#Explain what is wrong with each of the following statements
#2a) The standard deviation of the bootstrap distrubution will be approximately the same as the standard deviation of the original sample.
#False, A given sample will have a lot more variation than a bootstrap distribution. A sample has a multitude of values that can range quite a bit, but a bootstrapped distribution is made up of a large quantity of means. Although the means themselves will vary, the simulated means will vary much less than the sample values, making the standard deviation of the bootstrap distribution smaller.
#2b) The bootstrap distribution is created by resampling without replacement from the original sample.
#False, a bootstrapped distribution is created by resampling with replacement.
#2c) When generating the resamples, it is best to use a sample size smaller than the size of the original sample.
#False, the resamples should be the same size as the original sample to create the same number of observations in each resample that were made in the original sample.
#2d) The bootstrap distribution is created by resampling with replacement from the population.
#False, the bootstrap distribution is created by resampling with replacement from the sample.
#3a)difference in means
treatment <- c(57,61)
meanTreatment <- mean(treatment)
control <- c(42, 62, 41, 28)
meanControl <- mean(control)
#difference
meanTreatment-meanControl
## [1] 15.75
#2b)
allData <- c(treatment,control)
sample(allData, 2)
## [1] 62 42
sample_treatment <- mean(c(57,42))
sample_control <- mean(c(61, 62, 41, 28))

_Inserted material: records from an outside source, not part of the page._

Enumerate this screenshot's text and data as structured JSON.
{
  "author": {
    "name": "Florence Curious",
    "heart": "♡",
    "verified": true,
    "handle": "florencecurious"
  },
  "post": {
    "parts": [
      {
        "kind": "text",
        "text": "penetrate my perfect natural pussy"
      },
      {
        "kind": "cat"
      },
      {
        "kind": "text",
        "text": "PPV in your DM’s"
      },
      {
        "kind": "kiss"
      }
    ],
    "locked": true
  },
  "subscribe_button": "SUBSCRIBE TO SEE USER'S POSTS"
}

sample_treatment-sample_control
## [1] 1.5
#3b) repeat simulation 20 times and create a permutation distribution
set.seed(1234)
n1 <- length(treatment)
n2 <- length(control)
allData <- c(treatment,control)
nsim <- 20
permNull <- c()
for(i in 1:nsim){
smallsample <- sample(1:(n1+n2), n1, replace = FALSE)
thisXbar <- mean(allData[smallsample])-mean(allData[-smallsample])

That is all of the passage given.